The following photograph was taken at a Springfield, Massachusetts restaurant named “Nippon Grill and Seafood Buffet”:
Preliminarily, we may note that the restaurant styles itself as "Nippon [not 'Nihon' or 'Japan'] Grill and Seafood Buffet", for which nomenclature see this recent Language Log post.
Although I've not been to the "Nippon Grill & Seafood Buffet", so I can't say for sure, but my guess is that — like most "Japanese" restaurants outside of Japan that I've been to in recent years — it is probably staffed, and maybe even owned, by Chinese.
Next, we need to get the name of this very common American Chinese dish straight. The Chinese version on the label is wrong on at least two major accounts, which I shall address after mentioning that the English given here, "General Tso's Chicken", is the most popular version among a dozen or so variants. I haven't seen anyone referring to it as "General Zuo's Chicken", à la Pinyin, but I'm sure that this new spelling must be popping up here and there, just as "Sichuanese" has been replacing earlier "Szechwanese".
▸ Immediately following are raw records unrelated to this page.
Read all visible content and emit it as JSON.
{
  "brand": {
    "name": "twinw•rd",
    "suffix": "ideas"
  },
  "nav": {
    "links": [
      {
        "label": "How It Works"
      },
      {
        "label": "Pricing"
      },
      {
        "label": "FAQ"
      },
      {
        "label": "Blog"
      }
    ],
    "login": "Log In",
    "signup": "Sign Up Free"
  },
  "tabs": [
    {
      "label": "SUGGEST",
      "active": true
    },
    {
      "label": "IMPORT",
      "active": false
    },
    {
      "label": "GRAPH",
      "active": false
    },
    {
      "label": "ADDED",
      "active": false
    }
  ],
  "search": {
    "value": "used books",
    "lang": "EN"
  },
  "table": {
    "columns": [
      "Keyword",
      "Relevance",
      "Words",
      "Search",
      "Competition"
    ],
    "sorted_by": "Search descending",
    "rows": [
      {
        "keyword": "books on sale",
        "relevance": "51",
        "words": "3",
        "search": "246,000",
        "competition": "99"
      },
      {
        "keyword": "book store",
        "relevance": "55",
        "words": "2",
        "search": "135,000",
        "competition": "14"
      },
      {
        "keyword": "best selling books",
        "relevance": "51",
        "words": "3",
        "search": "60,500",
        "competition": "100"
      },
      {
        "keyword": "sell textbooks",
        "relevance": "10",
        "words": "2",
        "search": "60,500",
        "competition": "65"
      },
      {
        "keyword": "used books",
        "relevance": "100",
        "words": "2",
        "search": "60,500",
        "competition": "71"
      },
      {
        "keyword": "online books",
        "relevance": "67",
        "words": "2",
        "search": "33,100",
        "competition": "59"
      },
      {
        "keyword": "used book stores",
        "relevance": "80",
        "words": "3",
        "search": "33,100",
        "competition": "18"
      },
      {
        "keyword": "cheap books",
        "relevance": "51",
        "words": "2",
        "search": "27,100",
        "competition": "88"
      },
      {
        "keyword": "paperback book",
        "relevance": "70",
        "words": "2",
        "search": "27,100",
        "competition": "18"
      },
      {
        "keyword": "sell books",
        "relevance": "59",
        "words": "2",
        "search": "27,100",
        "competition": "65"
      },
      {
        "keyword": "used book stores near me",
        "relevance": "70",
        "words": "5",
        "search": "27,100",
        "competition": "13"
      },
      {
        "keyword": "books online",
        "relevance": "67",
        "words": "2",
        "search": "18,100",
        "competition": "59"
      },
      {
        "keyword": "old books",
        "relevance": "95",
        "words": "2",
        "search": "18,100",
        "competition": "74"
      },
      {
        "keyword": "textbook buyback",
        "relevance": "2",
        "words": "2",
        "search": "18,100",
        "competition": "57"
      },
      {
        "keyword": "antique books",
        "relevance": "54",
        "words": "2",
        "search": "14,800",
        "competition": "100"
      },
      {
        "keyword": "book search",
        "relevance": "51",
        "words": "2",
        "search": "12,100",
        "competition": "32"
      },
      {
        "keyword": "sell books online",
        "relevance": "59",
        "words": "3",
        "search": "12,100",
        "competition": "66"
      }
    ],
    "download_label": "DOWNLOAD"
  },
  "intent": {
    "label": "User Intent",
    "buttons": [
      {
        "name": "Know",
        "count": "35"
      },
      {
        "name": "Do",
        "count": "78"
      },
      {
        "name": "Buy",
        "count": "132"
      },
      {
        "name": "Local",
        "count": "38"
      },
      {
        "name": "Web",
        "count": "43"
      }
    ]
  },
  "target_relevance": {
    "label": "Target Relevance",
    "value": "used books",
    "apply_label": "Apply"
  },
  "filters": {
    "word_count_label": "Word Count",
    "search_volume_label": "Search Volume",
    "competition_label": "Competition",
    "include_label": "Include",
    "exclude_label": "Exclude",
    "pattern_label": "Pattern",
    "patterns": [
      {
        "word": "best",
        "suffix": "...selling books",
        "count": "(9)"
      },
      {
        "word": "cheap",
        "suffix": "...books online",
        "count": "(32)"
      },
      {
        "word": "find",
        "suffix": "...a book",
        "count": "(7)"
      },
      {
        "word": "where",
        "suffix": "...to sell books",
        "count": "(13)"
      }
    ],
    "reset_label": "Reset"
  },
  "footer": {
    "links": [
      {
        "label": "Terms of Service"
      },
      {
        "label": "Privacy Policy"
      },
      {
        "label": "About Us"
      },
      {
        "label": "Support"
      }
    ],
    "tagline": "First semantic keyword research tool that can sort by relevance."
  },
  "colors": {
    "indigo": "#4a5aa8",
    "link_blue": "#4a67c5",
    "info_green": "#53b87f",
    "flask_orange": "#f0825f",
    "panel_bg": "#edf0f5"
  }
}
There are two main variants of the name for this dish in Chinese:
1. Zuǒ Zōngtáng jī 左宗棠雞 (traditional characters) / 左宗棠鸡 (simplified characters) ("chicken à la Zuo Zongtang" OR "Zuo Zongtang's chicken") — Zuo Zongtang (1812-1885) was a famous statesman and military leader who, among many other outstanding accomplishments, put down the revolt of the Dungans, whom I wrote about here.
2. Zuǒ gōng jī 左公雞 (traditional characters) / 左公鸡 (simplified characters) — ("chicken à la His Honor Zuo" OR "His Honor Zuo's chicken")
This is the first time I've ever seen this dish referred to in Chinese as Zuǒ Zōng jī 左宗雞/鸡 ("Zuo Zong Chicken"). It should either be Zuǒ Zōngtáng jī 左宗棠雞/鸡 or Zuǒ gōng jī 左公雞/鸡, as explained in #1 and #2 just above.
The most intriguing error on the sign, however, is to write the word for "chicken" as 几 instead of as jī 雞/鸡.
几 has many possible meanings, but "chicken" is not one of them. Moreover, 几 is usually pronounced in the third tone as jǐ ("several; some; a few; how much; how many"), so the tone is not right for "chicken" (jī). Pronounced jī in the first tone, it can mean "a small, low table; almost; nearly; practically").
Although the chicken is a common animal, the traditional character for writing it is rather complicated, either 雞 or 鷄 (Japanese variant 鶏). It is no wonder that the simplifiers of the script reduced these forms to 鸡. That's not a very satisfactory simplification, however, because it's still not easy to write and because it lost the partial phonetic clue it had in xī 奚, replacing it with yòu 又, which is useless as a phonetic indicator.
We may refer to 几 in this instance as an ad hoc hyper-simplification of the traditional forms 雞 / 鷄, which were undoubtedly far beyond the grasp of the person who wrote this sign. Even the simplified form 鸡 seems to have eluded them.
As a Chinese linguist said to me yesterday, "you could basically use a syllabary of some 400 simple characters to write EVERYTHING in Chinese. And if you can do it with a syllabary, then might as well use Pinyin."
This wouldn't be the first time that the copious Chinese characters have been reduced to a syllabary, since that is essentially what the famous nüshu 女書 ("Woman's Writing") of Jiangyong County in Hunan Province in southern China amounts to.
What the devisers of this script have done is take a severely limited set of Chinese characters that cover all the necessary syllables and stylize them in a rhomboidal form for use as a syllabary to write the sounds of their local dialect.
What 几 does is basically get across the idea that the final syllable of the dish named after Zuo Zongtang sounds like "ji" (which, in turn, sounds like "gee"). It is not clear about either the tone or the meaning of the syllable in question.
Naturally, in the countless other Sinitic topolects, jī 雞 / 鷄 / 鸡 has many other pronunciations. Here I will mention only Cantonese gai1 (sounds like "guy"), which will be familiar to those who frequent Chinatown restaurants. One might well ask how Mandarin jī and Cantonese gai1 are related and can both be legitimate pronunciations for 雞 / 鷄 / 鸡. Perhaps the simplest way to put it is that the evolution of jī from an earlier stage is part of the palatalization of the velars that started in the northeast over three centuries ago and is gradually moving southward, having reached about to the Yangtze River.
Whoever wrote 几 for 雞 / 鷄 / 鸡 on that sign at the Nippon Grill and Seafood Buffet was bearing witness to the primacy of sound over shape in writing systems. Sometimes Chinese characters are just too hard for people to write “correctly”, in which case they simply write whatever they think sounds closest to what they want to say. Of course, the same thing happens in English and other languages too, which is why we have so many misspellings of "difficult" words.